In their interview with Marc Maron, the Daniels get into the topic of cringe:

MARON: That generation is now being adverse to emotions. They use words like “cringe” and “awkward,” it’s really a reaction to vulnerability. There’s a guardedness that’s happening around engaging true emotional vulnerability that’s a little disconcerting…

KWAN: Reflecting on the cringe thing is interesting because, when you live your life online and in social circles for the most part, especially ones driven by algorithms, there’s no grace for any mistakes. … Suddenly you have a whole generation of people who are fearful of looking like they made a mistake or are fearful of being the cringe person online.

Cringe is in the eye of the beholder. I can imagine many movies or television shows or pieces of art that made me cringe. It is an illusion to think that at a certain point, you just gain enough wisdom and maturity to know when something is just vulnerable enough to exude class.

Like many disagreements on art, it just comes down to the disposition of the audience. I grew up on emo music. My favorite science fiction is more Grant Morrison and less William Gibson. (By the way, this movie is like a pitch perfect Grant Morrison story. Daniels should adapt Flex Mentallo or Animal Man.) I am not averse to a writer being clever with a one liner, or having a statement about shared humanity articulated by swirling lights and tears.

The other disagreement simply comes from trust in the filmmakers. Nayman decries the film’s “careerist” overtones, as he’s certain the concept is just a desire to get a job doing a Marvel movie. Chang finds everyone’s favorite line, (“In another life, I would have really liked just doing laundry and taxes with you.”) as a carefully orchestrated corniness attack. But it seems to me if you have a positive (or zero) context of the filmmakers, these hesitations don’t loom as large. It’s just the benefit of the doubt that the filmmakers are as smart as you, the viewer.

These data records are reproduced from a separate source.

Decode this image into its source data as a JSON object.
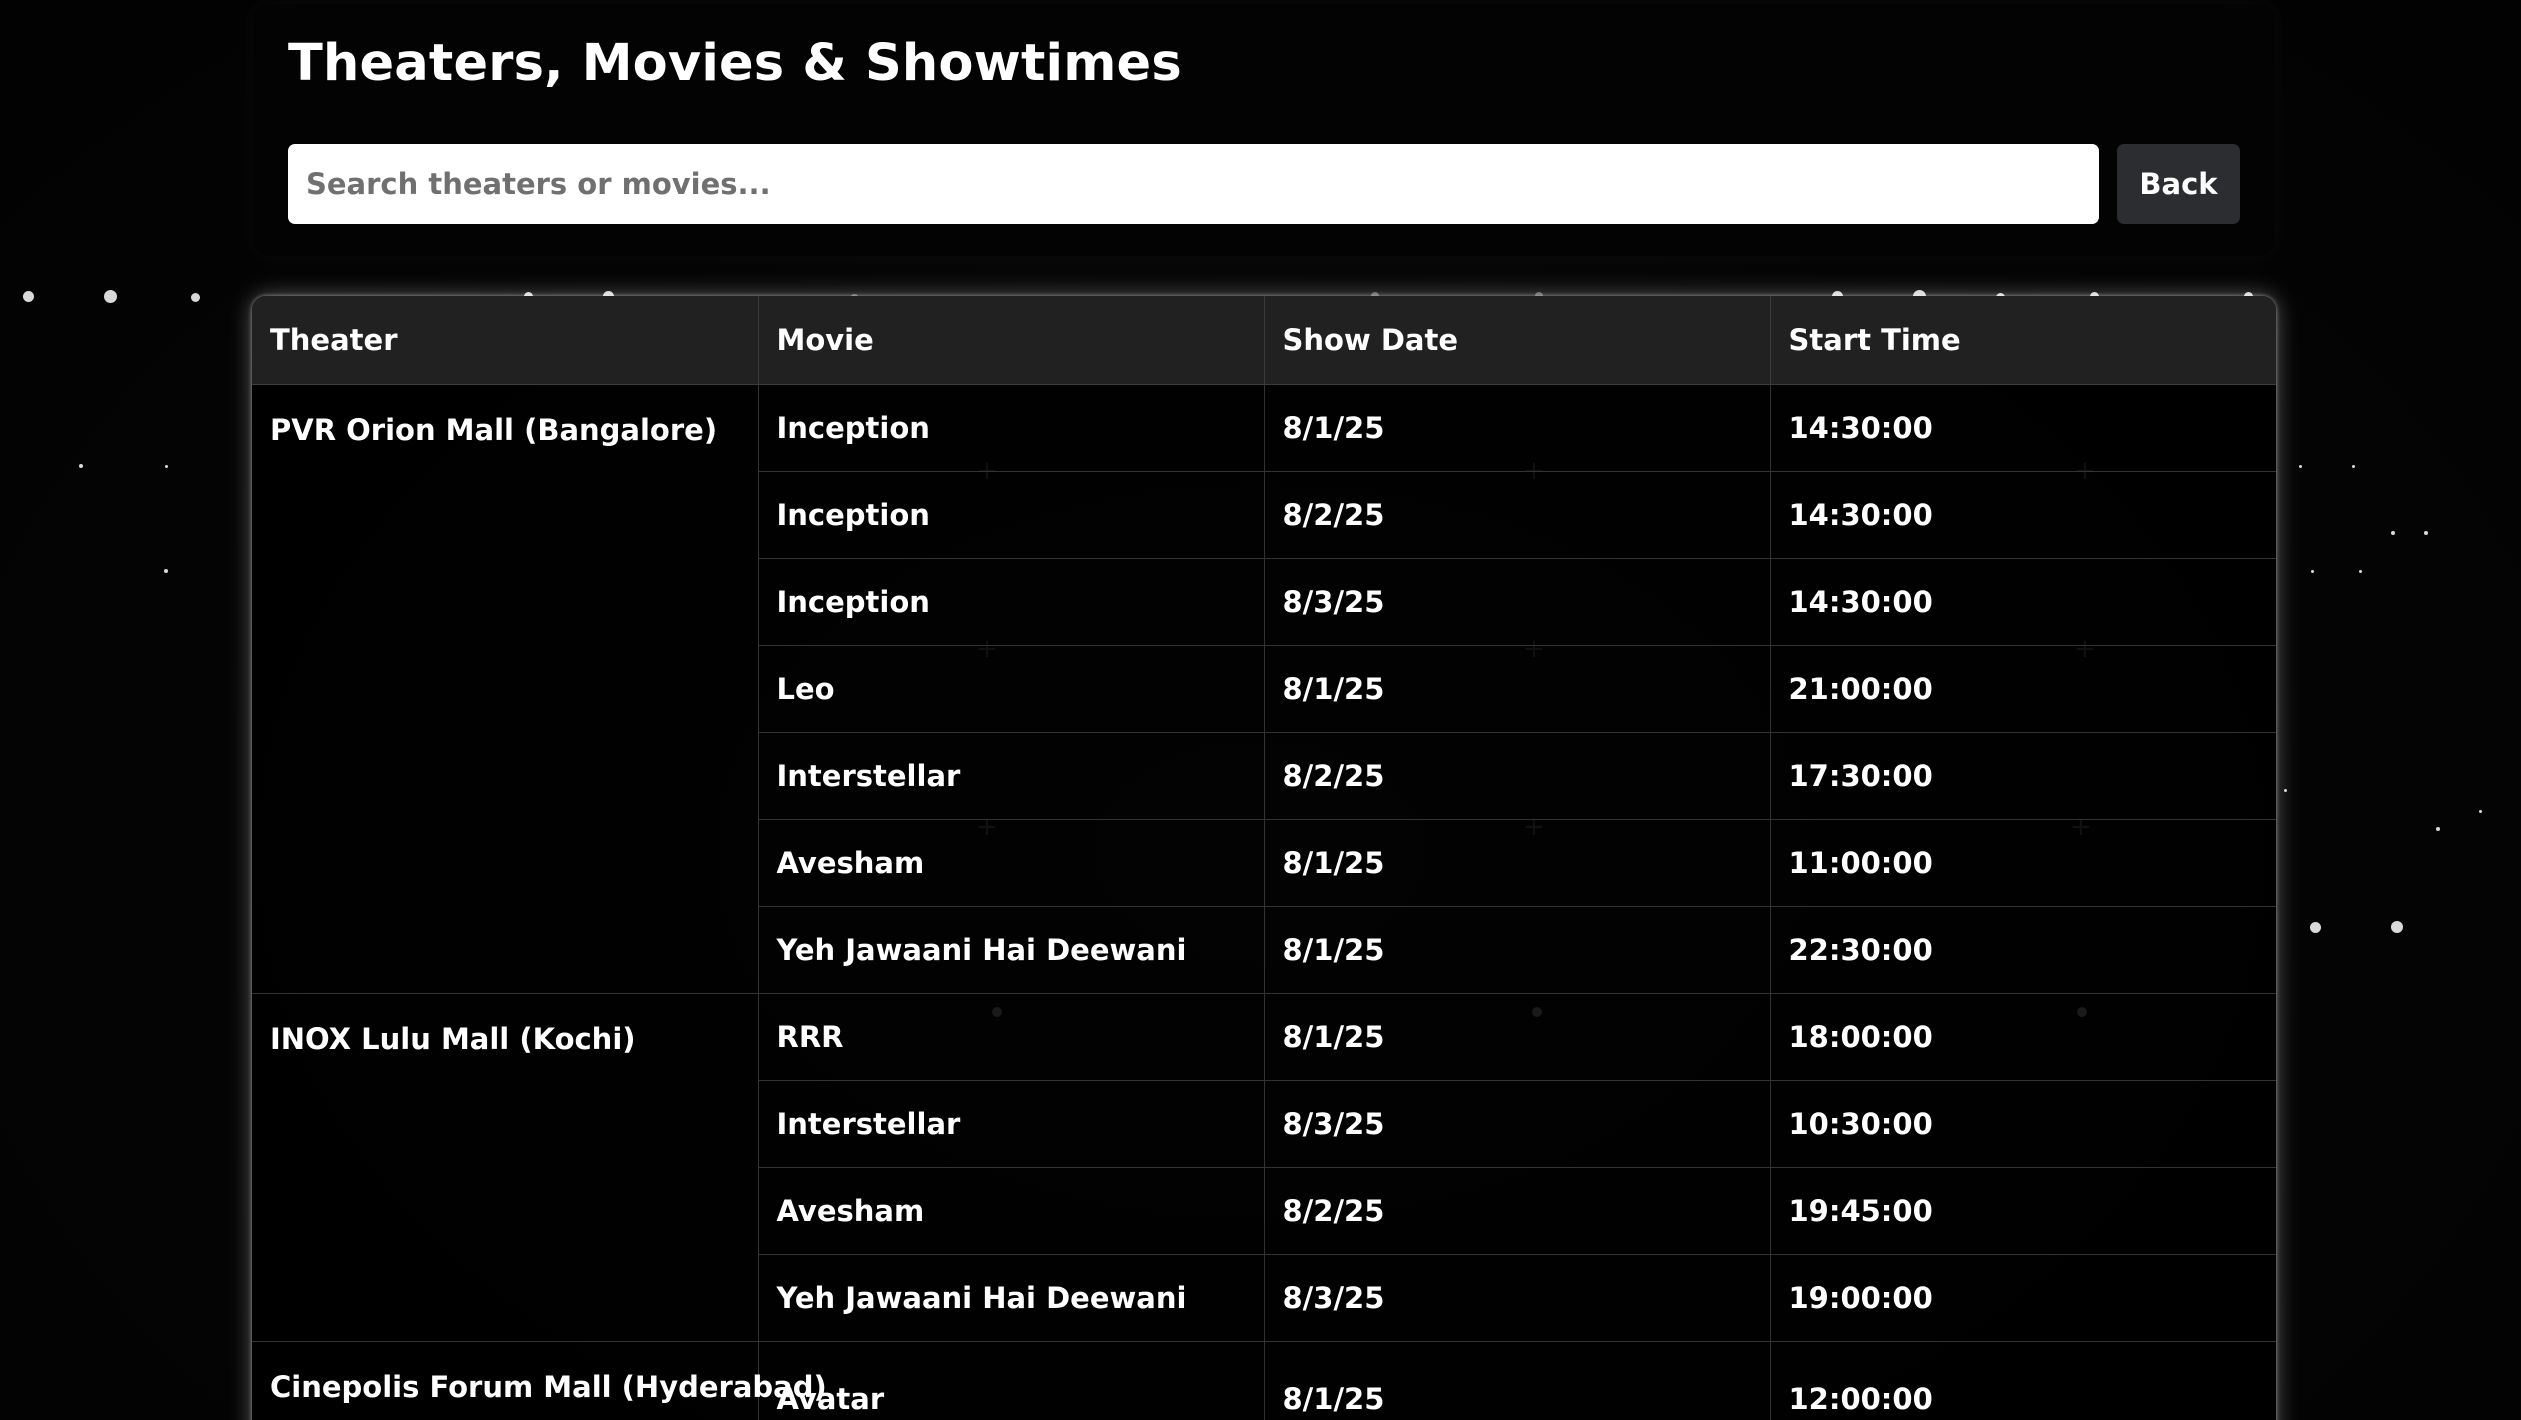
{
  "header": {
    "title": "Theaters, Movies & Showtimes",
    "search_placeholder": "Search theaters or movies...",
    "search_value": "",
    "back_label": "Back"
  },
  "table": {
    "columns": [
      "Theater",
      "Movie",
      "Show Date",
      "Start Time"
    ],
    "groups": [
      {
        "theater": "PVR Orion Mall (Bangalore)",
        "shows": [
          {
            "movie": "Inception",
            "date": "8/1/25",
            "time": "14:30:00"
          },
          {
            "movie": "Inception",
            "date": "8/2/25",
            "time": "14:30:00"
          },
          {
            "movie": "Inception",
            "date": "8/3/25",
            "time": "14:30:00"
          },
          {
            "movie": "Leo",
            "date": "8/1/25",
            "time": "21:00:00"
          },
          {
            "movie": "Interstellar",
            "date": "8/2/25",
            "time": "17:30:00"
          },
          {
            "movie": "Avesham",
            "date": "8/1/25",
            "time": "11:00:00"
          },
          {
            "movie": "Yeh Jawaani Hai Deewani",
            "date": "8/1/25",
            "time": "22:30:00"
          }
        ]
      },
      {
        "theater": "INOX Lulu Mall (Kochi)",
        "shows": [
          {
            "movie": "RRR",
            "date": "8/1/25",
            "time": "18:00:00"
          },
          {
            "movie": "Interstellar",
            "date": "8/3/25",
            "time": "10:30:00"
          },
          {
            "movie": "Avesham",
            "date": "8/2/25",
            "time": "19:45:00"
          },
          {
            "movie": "Yeh Jawaani Hai Deewani",
            "date": "8/3/25",
            "time": "19:00:00"
          }
        ]
      },
      {
        "theater": "Cinepolis Forum Mall (Hyderabad)",
        "shows": [
          {
            "movie": "Avatar",
            "date": "8/1/25",
            "time": "12:00:00"
          }
        ]
      }
    ]
  },
  "colors": {
    "background": "#040404",
    "header_row": "#212121",
    "back_button": "#2b2d30",
    "text": "#ffffff"
  }
}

Negativity bias is a weird thing. Despite being a broadly beloved film in the mainstream, validated commercially and critically and among the masses, its lukewarm-to-hostile reaction among specific members of film intelligentsia bothers me more than it should. Not that I’m angry at them. But it sure does seem like this scrutiny is the kind of thing that gets handwaved for most blockbusters, most songs, most mass market films. Is it not a calculated attack on the emotions when Top Gun Maverick kills off Val Kilmer’s character just before Maverick goes off on his big mission? Is it not a bearhug of pointed emotion when Padriac goes into a bar and monologues about niceness in the Banshees of Inisherin?

The only film among the nominees that doesn’t subscribe to that characterization is, unsurprisingly, the film that is almost universally liked among the film intelligentsia: Tár. But a film of that style, which refuses even the most cursory hand holding, is so exceedingly rare that it seems odd to make it the standard. And, in practice, the film becomes a Rorschach test about its themes. Whether you hate cancel culture, love it, or the best opinion you have is “it’s complicated,” this film will accommodate you. It can be read as deeply and as shallowly as you want.

I understand the reason that’s admirable. It’s flexible and gives you something to chew on. But some part of me is also suspicious of a film that refuses the mission to lead its viewer to an idea, and, instead, just throws the pieces to land where they may and says “it’ complicated.” It’s a simpler task to show a little bit of fairness, a little bit of unfairness, and then decide it’s impossible to know for sure. Sometimes, I admire art that wants to change my mind, or lead me to an outlook, or trick me, with humor and adventure, into believing in a basic human emotion.